Autre axe de réflexion aussi que nous propose l’auteur concernant le côté “libre choix” : nous constatons rapidement que les volontaires à la donation ont tous une particularité commune… Ils ont des besoins financiers : difficile de parler de libre arbitre lorsque la situation financière et la survie du foyer peuvent se trouver améliorée par le don d’une partie de son corps. Alors qu’à l’autre bout, les seul·e·s à pouvoir profiter de cette nouvelle alimentation font partie d’une classe aisée.

Dernier axe dont je voudrais parler – et qui m’a semblé ressortir – est bien entendu notre rapport à la viande.
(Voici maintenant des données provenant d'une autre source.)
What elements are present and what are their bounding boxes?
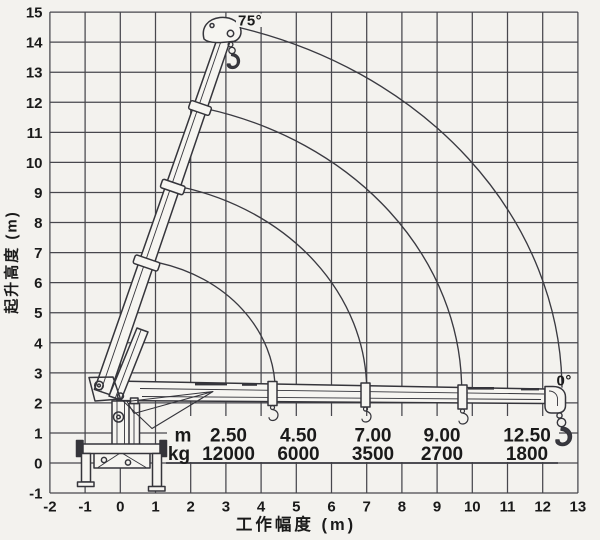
x-tick-label: 0	[116, 499, 124, 516]
y-tick-label: 0	[34, 456, 42, 473]
table-radius-value: 7.00	[355, 426, 392, 447]
x-tick-label: 2	[187, 499, 195, 516]
x-tick-label: 9	[433, 499, 441, 516]
envelope-arc-12.55m	[230, 24, 563, 388]
angle-label-whiteout	[236, 13, 271, 27]
y-tick-label: 12	[26, 95, 43, 112]
table-radius-value: 4.50	[280, 426, 317, 447]
boom-collar-9m	[457, 384, 468, 410]
x-tick-label: 8	[398, 499, 406, 516]
table-capacity-value: 12000	[202, 444, 255, 465]
table-radius-value: 2.50	[210, 426, 247, 447]
boom-head-pin	[209, 22, 215, 29]
mini-hook-9m	[458, 408, 469, 425]
boom-collar-4m	[267, 380, 278, 407]
pedestal-hole-center	[115, 414, 122, 420]
boom-min-angle-label: 0°	[557, 373, 572, 390]
pivot-pin-center	[96, 383, 102, 388]
table-capacity-value: 1800	[506, 444, 548, 465]
mini-hook-4m	[268, 404, 279, 422]
y-tick-label: 4	[34, 335, 43, 352]
table-capacity-row-label: kg	[168, 444, 190, 465]
x-tick-label: 10	[464, 499, 481, 516]
y-tick-label: 15	[26, 5, 43, 22]
boom-tip-elbow	[544, 385, 567, 414]
y-tick-label: 10	[26, 155, 43, 172]
pivot-pin	[93, 380, 105, 391]
table-capacity-value: 6000	[277, 444, 319, 465]
boom-shading-dashes	[195, 382, 539, 391]
table-capacity-value: 2700	[421, 444, 463, 465]
boom-horizontal-chord-line2	[141, 396, 542, 400]
y-tick-label: 2	[34, 395, 42, 412]
x-tick-label: 12	[534, 499, 551, 516]
y-tick-label: 11	[27, 125, 43, 142]
boom-cylinder-rod-line	[115, 329, 142, 398]
x-tick-label: 3	[222, 499, 230, 516]
y-tick-label: 3	[34, 365, 42, 382]
y-tick-label: 13	[26, 65, 43, 82]
outrigger-leg-right	[151, 452, 163, 488]
boom75-collar-3	[187, 99, 213, 117]
boom-collar-7m	[360, 382, 371, 408]
y-tick-label: -1	[29, 486, 42, 503]
pedestal-hole	[112, 411, 125, 423]
x-tick-label: 13	[570, 499, 587, 516]
boom75-collar-2	[159, 178, 186, 196]
outrigger-cap-left	[75, 439, 84, 458]
outrigger-foot-left	[76, 481, 95, 488]
envelope-arc-9.7m	[205, 107, 463, 389]
y-tick-label: 14	[26, 35, 43, 52]
x-tick-label: 7	[363, 499, 371, 516]
x-tick-label: 11	[500, 499, 516, 516]
table-radius-row-label: m	[175, 426, 192, 447]
bracket-pin	[116, 392, 125, 400]
boom-support-gusset	[126, 391, 214, 414]
table-underline	[166, 462, 558, 464]
y-tick-label: 6	[34, 275, 42, 292]
boom-tip-elbow-inner	[548, 390, 558, 406]
x-tick-label: 4	[257, 499, 266, 516]
x-tick-label: 6	[327, 499, 335, 516]
x-axis-title: 工作幅度 (m)	[236, 514, 356, 534]
y-tick-label: 5	[34, 305, 42, 322]
pedestal-column	[111, 400, 131, 446]
hook-75deg	[226, 41, 241, 70]
x-tick-label: -1	[78, 499, 91, 516]
boom-head-sheave	[226, 29, 235, 38]
x-tick-label: -2	[43, 499, 56, 516]
outrigger-leg-left	[80, 452, 92, 483]
x-tick-label: 1	[151, 499, 159, 516]
pedestal-lines	[116, 401, 125, 445]
y-tick-label: 7	[34, 245, 42, 262]
mini-hook-7m	[361, 406, 372, 423]
crane-drawing	[75, 16, 573, 492]
table-whiteout	[167, 416, 559, 462]
boom-horizontal-chord-line	[139, 388, 545, 395]
outrigger-cap-right	[159, 439, 168, 458]
y-tick-label: 9	[34, 185, 42, 202]
table-radius-value: 9.00	[424, 426, 461, 447]
boom-75deg-inner-line	[100, 32, 225, 391]
y-tick-label: 1	[34, 425, 42, 442]
boom-head	[202, 16, 242, 44]
y-axis-title: 起升高度 (m)	[3, 210, 21, 315]
boom-max-angle-label: 75°	[238, 13, 262, 30]
envelope-arc-7m	[181, 186, 368, 390]
x-tick-label: 5	[292, 499, 300, 516]
labels: 75° 0° 工作幅度 (m) 起升高度 (m) m kg -2 -1 0 1 2 3 4 5…	[3, 5, 587, 534]
boom75-collar-1	[132, 254, 161, 272]
chassis-bolt-right	[124, 459, 132, 466]
outrigger-foot-right	[147, 485, 166, 492]
chassis-bolt-left	[100, 456, 108, 464]
outrigger-beam	[79, 443, 165, 455]
table-capacity-value: 3500	[352, 444, 394, 465]
hook-0deg	[555, 412, 573, 447]
envelope-arc-4.4m	[158, 262, 276, 390]
table-radius-value: 12.50	[503, 426, 551, 447]
envelope-arcs	[158, 24, 563, 390]
y-tick-label: 8	[34, 215, 42, 232]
Beaucoup de discussion tourne autour de notre dépendance à la viande (ici humaine mais la transposition est ici facile à faire) que ce soit en terme de traitement de l’animal à l’origine (un bon traitement permet une viande de meilleure qualité) ou encore du moyen de s’en détacher (et là je vous laisse découvrir la vision de Christophe)

En conclusion, ce nouveau roman-dialogué amène une vraie réflexion sur notre société de consommation et notre rapport à l’alimentation carnée, dans une forme originale et toujours avec ce ton humoristique et cinglant qui était déjà présent dans L’Homme-Canon.

Je suis sûr que l’auteur saura trouver de nouvelles thématiques pour aller au-delà des 3 titres qu’il envisageait, et si c’est le cas, cela présage de bons moments de lectures.

A noter que pour certains aspects (et notamment rapport à l’animal que nous mangeons), cela m’a fait penser à Macha ou le IVème Reich de Jaroslav Melnik.

Carnum est un des deux titres mis en avant par Au Diable Vauvert dans le cadre du mois de l’imaginaire… et à juste titre !

Au Diable Vauvert (6 octobre 2022) – 188 pages – 18,50 € – 9791030705560

Certains qu’il y a une place en 2022 pour un cannibalisme librement consenti, une chirurgienne et un entrepreneur de renom décident de commercialiser de la viande humaine.
Denrée fort addictive, sa consommation va rapidement menacer l’équilibre d’une humanité déjà vacillante.